Booze and Frank Frazetta
After stepping out the factory doors, clothes and hair covered in sweat, oil, blood and grease, you roll up your last manager’s special pack of Bugler and hop in your half running ’78 AMC Concord. You gun it through the backwoods because you don’t want the local sheriff catching you with that spliff in your glovebox, when that three-on-the-tree gearbox hurls you into an alternate dimension populated by forest imps waiting to tear your flesh from bone. In other words, you’re listening to EARTHLING. The Richmond, Virginia based outfit is finally releasing their debut LP after a split with Valkyrie and a few EP’s. Dark Path, a brooding Holocaustic hail-wind of slop and trudge, is one hell of a way for EARTHLING to mark their place in the contemporary metal community.
The first few notes ring out like a drunk Death cover band, as if a resurrected Chuck Schuldiner forgot how to play guitar. But then this axe-adorned kobold exclaims, “YOU’RE ON A DARK – FUCKING – PATH,” and you’re like, “GODDAMN IT, I NEED A BEER RIGHT NOW.” Are you kidding? That’s such a brutally silly way to open an album that it’s positively splendid. It carries on with some early ’80s thrash nonsense, snare abuse, and squelching Jäger-induced git-fiddling. So far, it’s clear that the biggest inspirations to EARTHLING are booze and Frank Frazetta. “Resent” opens in a similar fashion, only with even more disgruntled weed solos and corpse-paint harmonies. The recklessness and unabashed folkloric feel hit the metal spot if you’re into Warhammer 40k.

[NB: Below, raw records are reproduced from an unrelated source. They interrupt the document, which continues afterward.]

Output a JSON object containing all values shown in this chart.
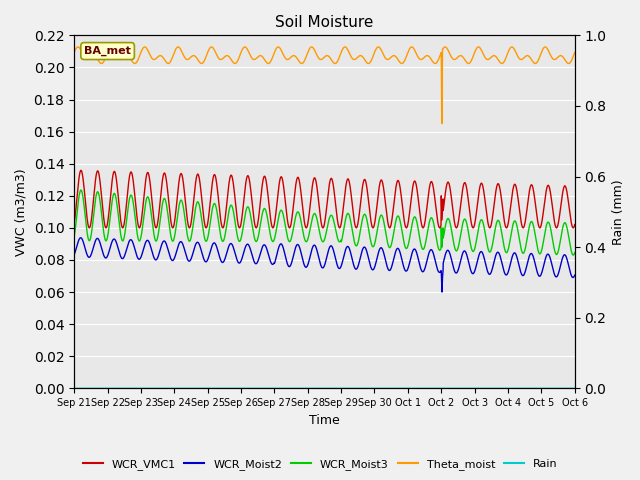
{
  "title": "Soil Moisture",
  "xlabel": "Time",
  "ylabel_left": "VWC (m3/m3)",
  "ylabel_right": "Rain (mm)",
  "ylim_left": [
    0.0,
    0.22
  ],
  "ylim_right": [
    0.0,
    1.0
  ],
  "bg_color": "#e8e8e8",
  "fig_color": "#f0f0f0",
  "station_label": "BA_met",
  "x_tick_labels": [
    "Sep 21",
    "Sep 22",
    "Sep 23",
    "Sep 24",
    "Sep 25",
    "Sep 26",
    "Sep 27",
    "Sep 28",
    "Sep 29",
    "Sep 30",
    "Oct 1",
    "Oct 2",
    "Oct 3",
    "Oct 4",
    "Oct 5",
    "Oct 6"
  ],
  "legend_entries": [
    "WCR_VMC1",
    "WCR_Moist2",
    "WCR_Moist3",
    "Theta_moist",
    "Rain"
  ],
  "legend_colors": [
    "#cc0000",
    "#0000cc",
    "#00cc00",
    "#ff9900",
    "#00cccc"
  ],
  "freq_per_day": 2.0,
  "n_points": 2000
}
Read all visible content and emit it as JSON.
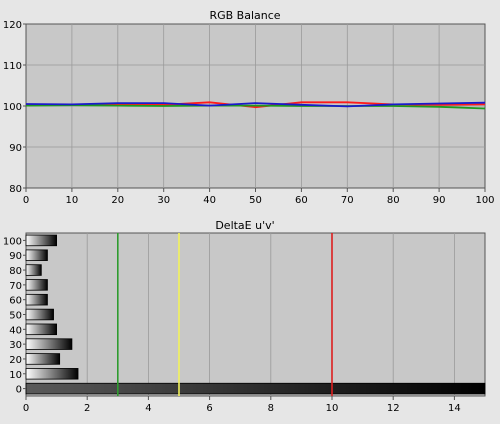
{
  "chart_data": [
    {
      "type": "line",
      "title": "RGB Balance",
      "xlabel": "",
      "ylabel": "",
      "xlim": [
        0,
        100
      ],
      "ylim": [
        80,
        120
      ],
      "x_ticks": [
        "0",
        "10",
        "20",
        "30",
        "40",
        "50",
        "60",
        "70",
        "80",
        "90",
        "100"
      ],
      "y_ticks": [
        "80",
        "90",
        "100",
        "110",
        "120"
      ],
      "grid": true,
      "x": [
        0,
        10,
        20,
        30,
        40,
        50,
        60,
        70,
        80,
        90,
        100
      ],
      "series": [
        {
          "color": "#ff1a1a",
          "values": [
            100.2,
            100.3,
            100.4,
            100.3,
            100.9,
            99.7,
            100.9,
            100.9,
            100.4,
            100.3,
            100.4
          ]
        },
        {
          "color": "#1f9a1f",
          "values": [
            100.1,
            100.2,
            100.1,
            100.0,
            100.1,
            100.1,
            100.0,
            100.0,
            100.0,
            99.8,
            99.4
          ]
        },
        {
          "color": "#1a1acc",
          "values": [
            100.5,
            100.4,
            100.7,
            100.7,
            100.1,
            100.7,
            100.3,
            99.9,
            100.4,
            100.6,
            100.8
          ]
        }
      ]
    },
    {
      "type": "bar",
      "orientation": "horizontal",
      "title": "DeltaE u'v'",
      "xlabel": "",
      "ylabel": "",
      "xlim": [
        0,
        15
      ],
      "x_ticks": [
        "0",
        "2",
        "4",
        "6",
        "8",
        "10",
        "12",
        "14"
      ],
      "grid": true,
      "categories": [
        "100",
        "90",
        "80",
        "70",
        "60",
        "50",
        "40",
        "30",
        "20",
        "10",
        "0"
      ],
      "values": [
        1.0,
        0.7,
        0.5,
        0.7,
        0.7,
        0.9,
        1.0,
        1.5,
        1.1,
        1.7,
        15.0
      ],
      "reference_lines": [
        {
          "x": 3,
          "color": "#2e9b2e"
        },
        {
          "x": 5,
          "color": "#f2f25a"
        },
        {
          "x": 10,
          "color": "#dd1f1f"
        }
      ]
    }
  ]
}
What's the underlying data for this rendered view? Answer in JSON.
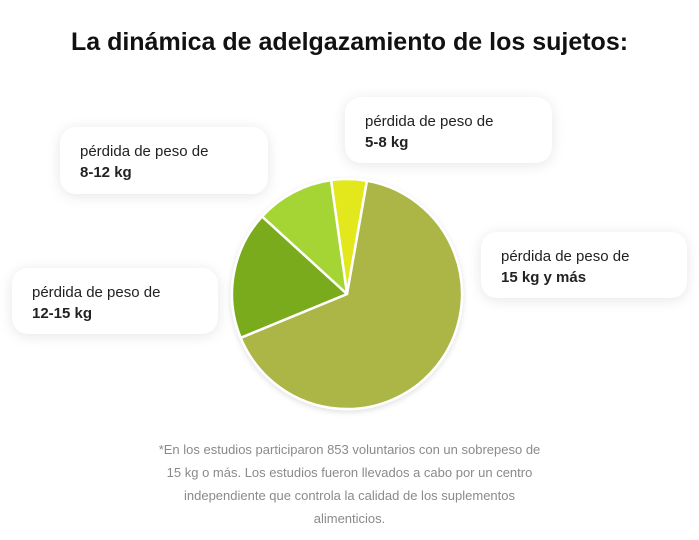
{
  "title": "La dinámica de adelgazamiento de los sujetos:",
  "chart_data": {
    "type": "pie",
    "title": "La dinámica de adelgazamiento de los sujetos:",
    "categories": [
      "5-8 kg",
      "15 kg y más",
      "12-15 kg",
      "8-12 kg"
    ],
    "values": [
      5,
      66,
      18,
      11
    ],
    "colors": [
      "#e3e81a",
      "#abb646",
      "#7aab1e",
      "#a4d535"
    ],
    "labels": [
      {
        "line1": "pérdida de peso de",
        "line2": "5-8 kg"
      },
      {
        "line1": "pérdida de peso de",
        "line2": "15 kg y más"
      },
      {
        "line1": "pérdida de peso de",
        "line2": "12-15 kg"
      },
      {
        "line1": "pérdida de peso de",
        "line2": "8-12 kg"
      }
    ]
  },
  "footnote": [
    "*En los estudios participaron 853 voluntarios con un sobrepeso de",
    "15 kg o más. Los estudios fueron llevados a cabo por un centro",
    "independiente que controla la calidad de los suplementos",
    "alimenticios."
  ]
}
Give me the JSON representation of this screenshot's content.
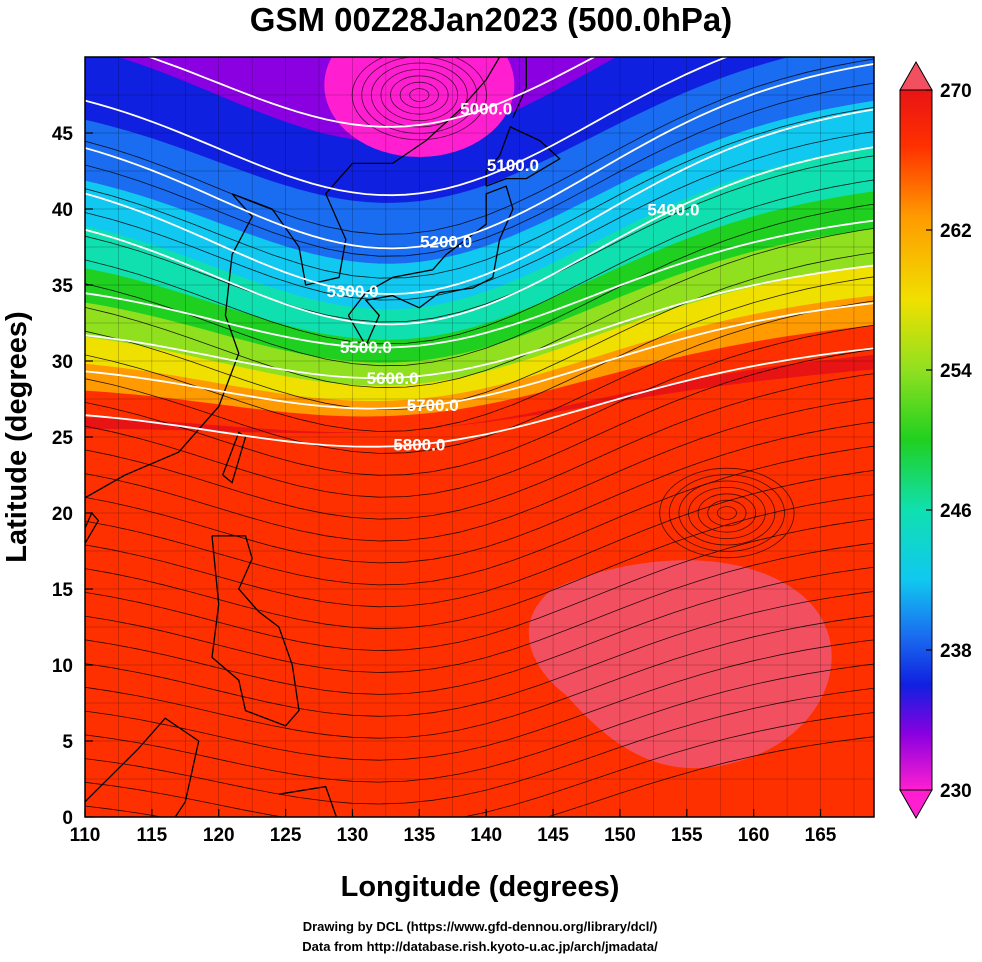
{
  "title": "GSM 00Z28Jan2023 (500.0hPa)",
  "axes": {
    "xlabel": "Longitude (degrees)",
    "ylabel": "Latitude  (degrees)",
    "x_ticks": [
      "110",
      "115",
      "120",
      "125",
      "130",
      "135",
      "140",
      "145",
      "150",
      "155",
      "160",
      "165"
    ],
    "y_ticks": [
      "0",
      "5",
      "10",
      "15",
      "20",
      "25",
      "30",
      "35",
      "40",
      "45"
    ],
    "xlim": [
      110,
      169
    ],
    "ylim": [
      0,
      50
    ]
  },
  "contours": [
    {
      "label": "5000.0",
      "value": 5000
    },
    {
      "label": "5100.0",
      "value": 5100
    },
    {
      "label": "5200.0",
      "value": 5200
    },
    {
      "label": "5300.0",
      "value": 5300
    },
    {
      "label": "5400.0",
      "value": 5400
    },
    {
      "label": "5500.0",
      "value": 5500
    },
    {
      "label": "5600.0",
      "value": 5600
    },
    {
      "label": "5700.0",
      "value": 5700
    },
    {
      "label": "5800.0",
      "value": 5800
    }
  ],
  "colorbar": {
    "min": 230,
    "max": 270,
    "labels": [
      "270",
      "262",
      "254",
      "246",
      "238",
      "230"
    ],
    "colors": {
      "c230": "#ff1fd0",
      "c234": "#8a00e0",
      "c238": "#1020e0",
      "c242": "#1a6cf0",
      "c246": "#10c8f0",
      "c250": "#10e0b0",
      "c254": "#20d020",
      "c258": "#90e020",
      "c262": "#f0e000",
      "c265": "#ff9a00",
      "c268": "#ff3000",
      "c270": "#e81414"
    }
  },
  "credits": [
    "Drawing by DCL (https://www.gfd-dennou.org/library/dcl/)",
    "Data from http://database.rish.kyoto-u.ac.jp/arch/jmadata/"
  ],
  "features": {
    "vortices": [
      {
        "name": "low-center",
        "lon": 135,
        "lat": 47.5
      },
      {
        "name": "high-center",
        "lon": 158,
        "lat": 20
      }
    ],
    "warm_pool_color": "#f25060"
  }
}
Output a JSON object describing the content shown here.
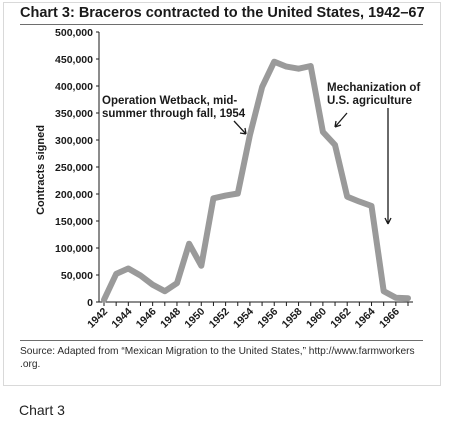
{
  "chart_data": {
    "type": "line",
    "title": "Chart 3: Braceros contracted to the United States, 1942–67",
    "ylabel": "Contracts signed",
    "xlabel": "",
    "x": [
      1942,
      1943,
      1944,
      1945,
      1946,
      1947,
      1948,
      1949,
      1950,
      1951,
      1952,
      1953,
      1954,
      1955,
      1956,
      1957,
      1958,
      1959,
      1960,
      1961,
      1962,
      1963,
      1964,
      1965,
      1966,
      1967
    ],
    "values": [
      4000,
      52000,
      62000,
      49000,
      32000,
      20000,
      35000,
      108000,
      67000,
      192000,
      197000,
      201000,
      309000,
      398000,
      445000,
      436000,
      432000,
      437000,
      315000,
      291000,
      195000,
      186000,
      178000,
      20000,
      8000,
      7000
    ],
    "xlim": [
      1942,
      1967
    ],
    "ylim": [
      0,
      500000
    ],
    "x_tick_labels": [
      "1942",
      "1944",
      "1946",
      "1948",
      "1950",
      "1952",
      "1954",
      "1956",
      "1958",
      "1960",
      "1962",
      "1964",
      "1966"
    ],
    "y_tick_labels": [
      "0",
      "50,000",
      "100,000",
      "150,000",
      "200,000",
      "250,000",
      "300,000",
      "350,000",
      "400,000",
      "450,000",
      "500,000"
    ],
    "line_color": "#9a9a9a",
    "grid": false,
    "annotations": [
      {
        "lines": [
          "Operation Wetback, mid-",
          "summer through fall, 1954"
        ],
        "x": 1954
      },
      {
        "lines": [
          "Mechanization of",
          "U.S. agriculture"
        ],
        "x": 1964.5
      }
    ]
  },
  "source": {
    "line1": "Source: Adapted from “Mexican Migration to the United States,” http://www.farmworkers",
    "line2": ".org."
  },
  "caption": "Chart 3"
}
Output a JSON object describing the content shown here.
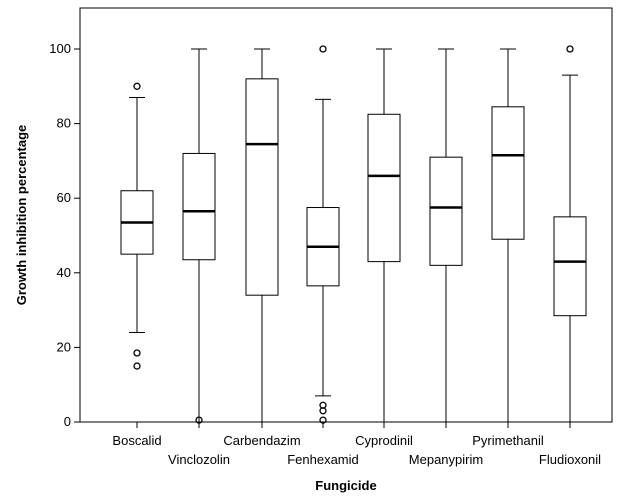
{
  "chart_data": {
    "type": "box",
    "xlabel": "Fungicide",
    "ylabel": "Growth inhibition percentage",
    "ylim": [
      0,
      110
    ],
    "yticks": [
      0,
      20,
      40,
      60,
      80,
      100
    ],
    "grid": false,
    "categories": [
      "Boscalid",
      "Vinclozolin",
      "Carbendazim",
      "Fenhexamid",
      "Cyprodinil",
      "Mepanypirim",
      "Pyrimethanil",
      "Fludioxonil"
    ],
    "boxes": [
      {
        "category": "Boscalid",
        "whisker_low": 24,
        "q1": 45,
        "median": 53.5,
        "q3": 62,
        "whisker_high": 87,
        "outliers": [
          90,
          18.5,
          15
        ]
      },
      {
        "category": "Vinclozolin",
        "whisker_low": 0,
        "q1": 43.5,
        "median": 56.5,
        "q3": 72,
        "whisker_high": 100,
        "outliers": [
          0.5
        ]
      },
      {
        "category": "Carbendazim",
        "whisker_low": 0,
        "q1": 34,
        "median": 74.5,
        "q3": 92,
        "whisker_high": 100,
        "outliers": []
      },
      {
        "category": "Fenhexamid",
        "whisker_low": 7,
        "q1": 36.5,
        "median": 47,
        "q3": 57.5,
        "whisker_high": 86.5,
        "outliers": [
          100,
          4.5,
          3,
          0.5
        ]
      },
      {
        "category": "Cyprodinil",
        "whisker_low": 0,
        "q1": 43,
        "median": 66,
        "q3": 82.5,
        "whisker_high": 100,
        "outliers": []
      },
      {
        "category": "Mepanypirim",
        "whisker_low": 0,
        "q1": 42,
        "median": 57.5,
        "q3": 71,
        "whisker_high": 100,
        "outliers": []
      },
      {
        "category": "Pyrimethanil",
        "whisker_low": 0,
        "q1": 49,
        "median": 71.5,
        "q3": 84.5,
        "whisker_high": 100,
        "outliers": []
      },
      {
        "category": "Fludioxonil",
        "whisker_low": 0,
        "q1": 28.5,
        "median": 43,
        "q3": 55,
        "whisker_high": 93,
        "outliers": [
          100
        ]
      }
    ]
  }
}
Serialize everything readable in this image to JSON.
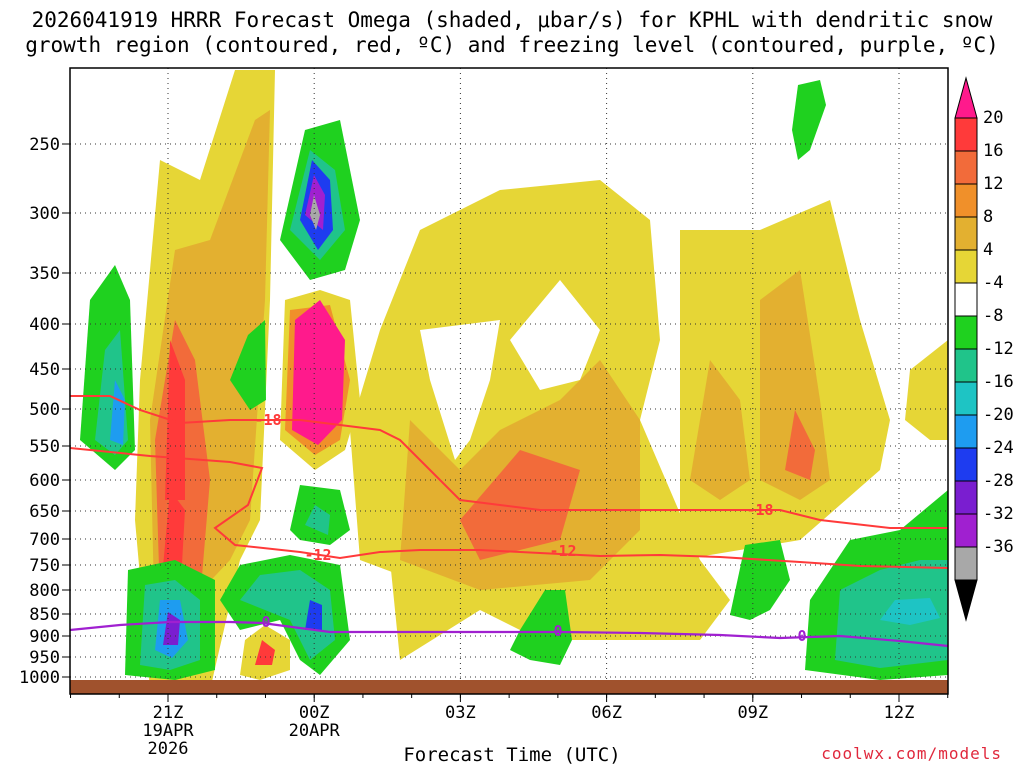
{
  "chart_data": {
    "type": "heatmap",
    "title_line1": "2026041919 HRRR Forecast Omega (shaded, μbar/s) for KPHL with dendritic snow",
    "title_line2": "growth region (contoured, red, ºC) and freezing level (contoured, purple, ºC)",
    "xlabel": "Forecast Time (UTC)",
    "y_ticks": [
      "250",
      "300",
      "350",
      "400",
      "450",
      "500",
      "550",
      "600",
      "650",
      "700",
      "750",
      "800",
      "850",
      "900",
      "950",
      "1000"
    ],
    "x_ticks": [
      {
        "label": "21Z",
        "sub1": "19APR",
        "sub2": "2026"
      },
      {
        "label": "00Z",
        "sub1": "20APR",
        "sub2": ""
      },
      {
        "label": "03Z",
        "sub1": "",
        "sub2": ""
      },
      {
        "label": "06Z",
        "sub1": "",
        "sub2": ""
      },
      {
        "label": "09Z",
        "sub1": "",
        "sub2": ""
      },
      {
        "label": "12Z",
        "sub1": "",
        "sub2": ""
      }
    ],
    "colorbar": {
      "labels": [
        "20",
        "16",
        "12",
        "8",
        "4",
        "-4",
        "-8",
        "-12",
        "-16",
        "-20",
        "-24",
        "-28",
        "-32",
        "-36"
      ],
      "colors": [
        "#ff1a8c",
        "#ff3a3a",
        "#f26b3a",
        "#f0902a",
        "#e3b030",
        "#e6d636",
        "#ffffff",
        "#1fd11f",
        "#20c48a",
        "#1ec4c4",
        "#1e9cf0",
        "#1e3cf0",
        "#7a1ed0",
        "#a020d0",
        "#a8a8a8",
        "#000000"
      ]
    },
    "contour_labels": {
      "dgz_minus18": "-18",
      "dgz_minus12": "-12",
      "freezing": "0"
    },
    "credit": "coolwx.com/models"
  }
}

You might, at this point in the album, be concerned with monotony ahead. However, with “Losing Sight,” it’s not just another blast of Norwegian thrash sludge, but halfway through it kicks into multiple gears-–From early English grind, Sabbathian power slashing and trilling, to pure unadulterated Palm Desert stoner jamming. Alright, now we’re fucking talking. Imagine a four-piece gang of stoned war-goblins against a battalion of imperial battle-elves and you got the first half of Dark Path. Not bad. “Soldier of the Fortunate” picks up with the same wasted local Motörhead cover band riffage only with a bit more syrup in the solos and a scoche more gloom in tone.
Perhaps the most Slayer-idian of the lot, “Wilderness Throne” is six and a half minutes of Hell Awaits-esque back and forth speed then sludge–speed then sludge–speed then sludge…Again, not bad. However, it stalls for a bit until the truly nostalgic “Pass Into Beyond.” The nearly seven minute chuggsterpiece is like bong ripping yourself into a black hole where the other side is the embodiment of Mob Rules era Sabbath with the addition of some major Mega Man shred duals. So, yeah…what else can be said? Dark Path kinda kicks ass. It has everything a doom or sludger would want, and does it with an exciting sense of carelessness. Also, the production is pretty shitty, which is reminiscent of early black metal, so that kind of adds to the Tolkien experience, as well. All in all, Dark Path will satisfy your local bridge troll with enough change leftover for a Steel Reserve or two.